I just reread Ray Bradbury's FAHRENHEIT 451 and noticed an interesting correlation between one of Bradbury's justifications of books that "have quality" and a similar observation originated by Henry James and repeated, with some alterations, by Raymond Durgnat. Here's the Bradbury quote:
“Do you know why books such as this are so important? Because they have quality. And what does the word quality mean? To me it means texture. This book has pores. It has features. This book can go under the microscope. You’d find life under the glass, streaming past in infinite profusion. The more pores, the more truthfully recorded details of life per square inch you can get on a sheet of paper, the more ‘literary’ you are. That’s my definition anyway. Telling detail. Fresh detail. The good writers touch life often. The mediocre ones run a quick hand over her. The bad ones rape her and leave her for the flies. So now you see why books are hated and feared? They show the pores in the face of life.”
Now, in my 2017 essay COMPLEXITY, MEET DENSITY PT. 1, I linked to the James essay, but chose not to reprint the relevant section. That's because the James essay-- which *in theory* Bradbury might have read, though I find that unlikely-- wasn't as germane to my ongoing topic re: literary mythopoesis as Durgnat's reading of James, which I repeat below:
To the aesthetic of the "tale" academic culture has, by and large, turned a blind eye. As recently as my grammar school days, English masters instructed us all in the necessity for realistic and deep characterization, logically consistent behavior, penetrating studies of motive, and that proliferation of vivid detail suggested by Henry James' phrase, "density of specification." We were besought to insist upon the "texture of lived experience," and many of the exegeses we studied had strained to detect such "density" in such improbable places as folk ballads, or Chaucer's tale of Patient Griselda. Yet it was curious that, rich and complex as was the showpiece of the "complexity" school, HAMLET, each critic struggled to isolate its hero's "real" motives, to simplify, to synopsize, him into a figure almost as systematic and simple as another famous procrastinator, Li'l Abner. For, as Erich Auerbach remarked in his study of the development of European literary realism, "To write history is so difficult that most historians are forced to make concessions to the technique of legend."
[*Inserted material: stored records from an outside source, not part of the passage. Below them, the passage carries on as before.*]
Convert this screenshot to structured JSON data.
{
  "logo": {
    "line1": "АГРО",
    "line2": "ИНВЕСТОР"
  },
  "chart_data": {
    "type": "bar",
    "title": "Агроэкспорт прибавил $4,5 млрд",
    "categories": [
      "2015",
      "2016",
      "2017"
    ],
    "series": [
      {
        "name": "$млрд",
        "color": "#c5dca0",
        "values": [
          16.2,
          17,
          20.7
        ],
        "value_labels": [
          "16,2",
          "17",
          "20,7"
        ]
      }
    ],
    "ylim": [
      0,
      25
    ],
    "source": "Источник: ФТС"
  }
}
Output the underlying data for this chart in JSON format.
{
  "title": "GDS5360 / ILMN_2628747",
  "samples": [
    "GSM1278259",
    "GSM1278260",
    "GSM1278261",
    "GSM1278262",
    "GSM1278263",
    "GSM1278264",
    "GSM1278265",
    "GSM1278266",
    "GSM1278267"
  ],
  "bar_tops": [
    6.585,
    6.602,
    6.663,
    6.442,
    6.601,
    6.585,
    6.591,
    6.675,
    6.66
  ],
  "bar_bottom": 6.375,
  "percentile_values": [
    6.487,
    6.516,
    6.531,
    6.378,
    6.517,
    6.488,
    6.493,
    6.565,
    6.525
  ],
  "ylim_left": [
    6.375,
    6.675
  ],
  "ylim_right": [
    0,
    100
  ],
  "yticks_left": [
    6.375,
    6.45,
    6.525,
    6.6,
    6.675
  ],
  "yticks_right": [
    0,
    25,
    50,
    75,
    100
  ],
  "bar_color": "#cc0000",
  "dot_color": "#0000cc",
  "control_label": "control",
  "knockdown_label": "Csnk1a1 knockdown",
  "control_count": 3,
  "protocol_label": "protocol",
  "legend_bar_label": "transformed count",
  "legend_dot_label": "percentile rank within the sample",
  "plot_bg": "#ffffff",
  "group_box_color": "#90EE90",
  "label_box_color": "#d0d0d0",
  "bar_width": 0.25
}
l find it very interesting that both authors utilized the metaphor of "texture," almost certainly with an awareness of the word's similarity to "text." Durgnat correctly asserts that what most literary critics value is "the texture of lived experience." Bradbury extends the metaphor to the texture of human flesh, finding "pores" and "features" in good fiction. It's not hard to imagine what sort of authors Bradbury finds mediocre, since 451 is replete with examples of superficial art. He's not quite so pellucid regarding what sort of authors "rape [life] and leave her for the flies," but that seems a side-point since RB's future society doesn't want violent/transgressive art any more than thoughtful art.
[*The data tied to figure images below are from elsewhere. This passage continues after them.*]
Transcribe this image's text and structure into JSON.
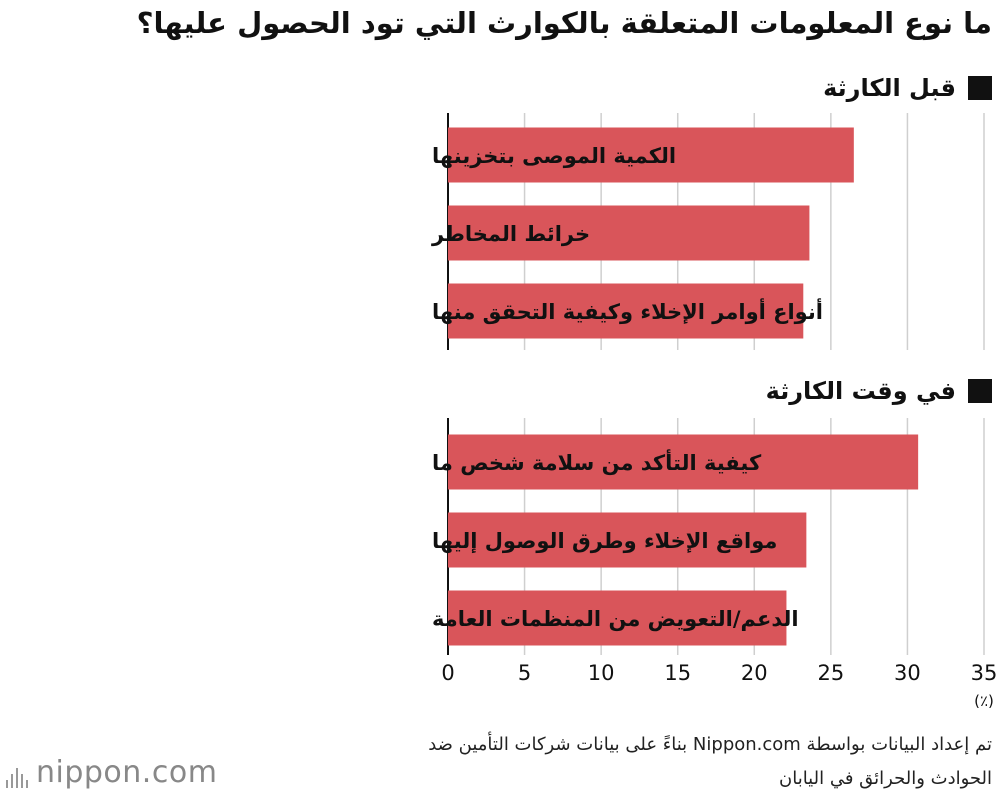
{
  "title": "ما نوع المعلومات المتعلقة بالكوارث التي تود الحصول عليها؟",
  "source_line1": "تم إعداد البيانات بواسطة Nippon.com بناءً على بيانات شركات التأمين ضد",
  "source_line2": "الحوادث والحرائق في اليابان",
  "logo": "nippon.com",
  "colors": {
    "bar": "#d9555a",
    "grid": "#cfcfcf",
    "axis": "#111111"
  },
  "chart_data": {
    "type": "bar",
    "orientation": "horizontal",
    "unit_label": "(٪)",
    "xlim": [
      0,
      35
    ],
    "xticks": [
      0,
      5,
      10,
      15,
      20,
      25,
      30,
      35
    ],
    "groups": [
      {
        "label": "قبل الكارثة",
        "categories": [
          "الكمية الموصى بتخزينها",
          "خرائط المخاطر",
          "أنواع أوامر الإخلاء وكيفية التحقق منها"
        ],
        "values": [
          26.5,
          23.6,
          23.2
        ]
      },
      {
        "label": "في وقت الكارثة",
        "categories": [
          "كيفية التأكد من سلامة شخص ما",
          "مواقع الإخلاء وطرق الوصول إليها",
          "الدعم/التعويض من المنظمات العامة"
        ],
        "values": [
          30.7,
          23.4,
          22.1
        ]
      }
    ]
  }
}
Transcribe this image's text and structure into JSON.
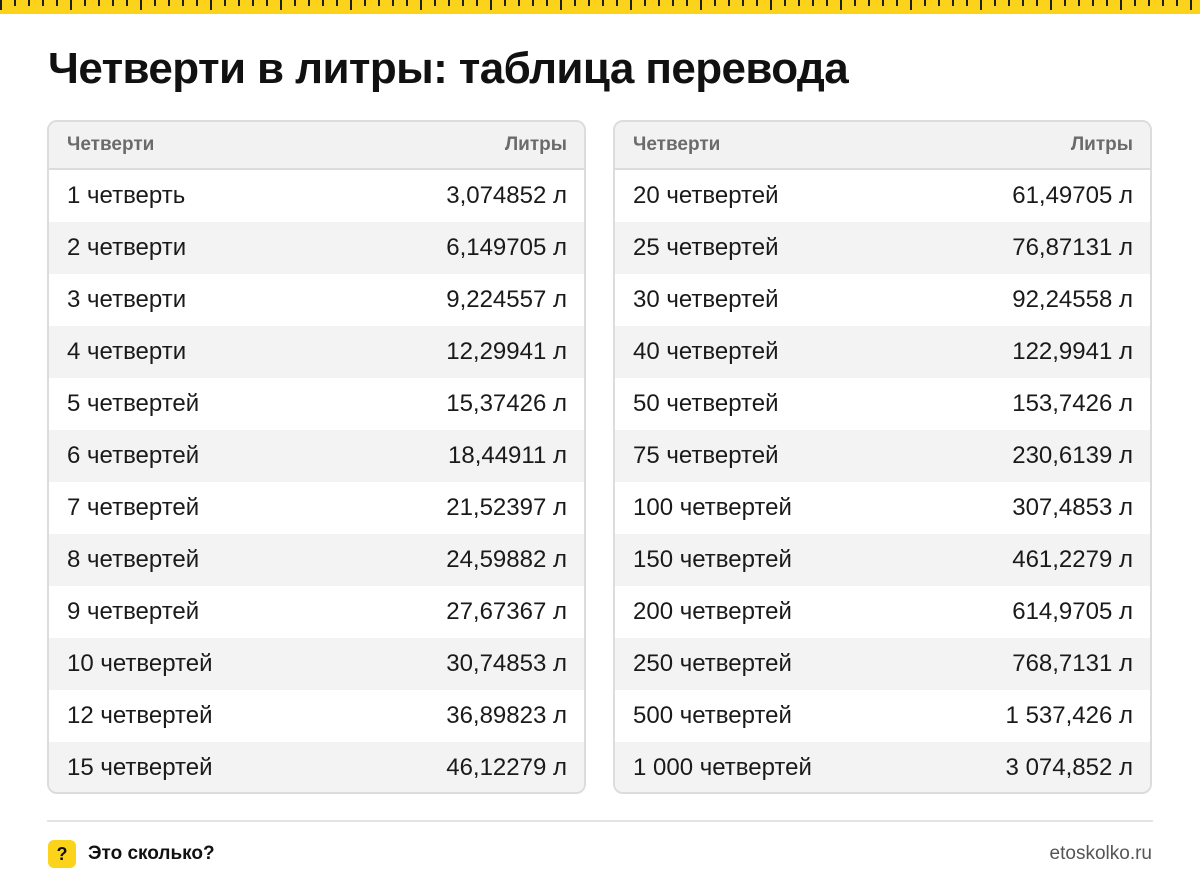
{
  "title": "Четверти в литры: таблица перевода",
  "colors": {
    "accent": "#fbd31b",
    "header_bg": "#f2f2f2",
    "stripe_bg": "#f3f3f3",
    "border": "#dcdcdc"
  },
  "tables": [
    {
      "col_unit": "Четверти",
      "col_value": "Литры",
      "rows": [
        {
          "unit": "1 четверть",
          "value": "3,074852 л"
        },
        {
          "unit": "2 четверти",
          "value": "6,149705 л"
        },
        {
          "unit": "3 четверти",
          "value": "9,224557 л"
        },
        {
          "unit": "4 четверти",
          "value": "12,29941 л"
        },
        {
          "unit": "5 четвертей",
          "value": "15,37426 л"
        },
        {
          "unit": "6 четвертей",
          "value": "18,44911 л"
        },
        {
          "unit": "7 четвертей",
          "value": "21,52397 л"
        },
        {
          "unit": "8 четвертей",
          "value": "24,59882 л"
        },
        {
          "unit": "9 четвертей",
          "value": "27,67367 л"
        },
        {
          "unit": "10 четвертей",
          "value": "30,74853 л"
        },
        {
          "unit": "12 четвертей",
          "value": "36,89823 л"
        },
        {
          "unit": "15 четвертей",
          "value": "46,12279 л"
        }
      ]
    },
    {
      "col_unit": "Четверти",
      "col_value": "Литры",
      "rows": [
        {
          "unit": "20 четвертей",
          "value": "61,49705 л"
        },
        {
          "unit": "25 четвертей",
          "value": "76,87131 л"
        },
        {
          "unit": "30 четвертей",
          "value": "92,24558 л"
        },
        {
          "unit": "40 четвертей",
          "value": "122,9941 л"
        },
        {
          "unit": "50 четвертей",
          "value": "153,7426 л"
        },
        {
          "unit": "75 четвертей",
          "value": "230,6139 л"
        },
        {
          "unit": "100 четвертей",
          "value": "307,4853 л"
        },
        {
          "unit": "150 четвертей",
          "value": "461,2279 л"
        },
        {
          "unit": "200 четвертей",
          "value": "614,9705 л"
        },
        {
          "unit": "250 четвертей",
          "value": "768,7131 л"
        },
        {
          "unit": "500 четвертей",
          "value": "1 537,426 л"
        },
        {
          "unit": "1 000 четвертей",
          "value": "3 074,852 л"
        }
      ]
    }
  ],
  "footer": {
    "badge_icon": "question-mark-icon",
    "badge_glyph": "?",
    "brand": "Это сколько?",
    "site": "etoskolko.ru"
  }
}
There's some irony that Bradbury, a science fiction author (of sorts) comes very close to championing mimesis as a primary virtue for literature. Arguably in other sections of 451 Bradbury places more emphasis on the different propositions that different authors produce with their very different readings of "lived experience." Indeed, Montag's foe Captain Beatty expresses frustration that the books "don't agree with each other."
Durgnat's essay, probably written about ten years later, is more sophisticated. Durgnat shows an awareness that details, while important, don't yield meaning in themselves, or critics wouldn't feel the need to "synopsize" the motives of Hamlet, whose procrastinating nature Durgnat compares to Li'l Abner. In some ways Durgnat's essay loosely foresees a later generation's fascination with *tropes,* which in essence are summaries of literary plots and character actions. Bradbury certainly USES tropes in his fiction, but I doubt that he understood their significance as literary values.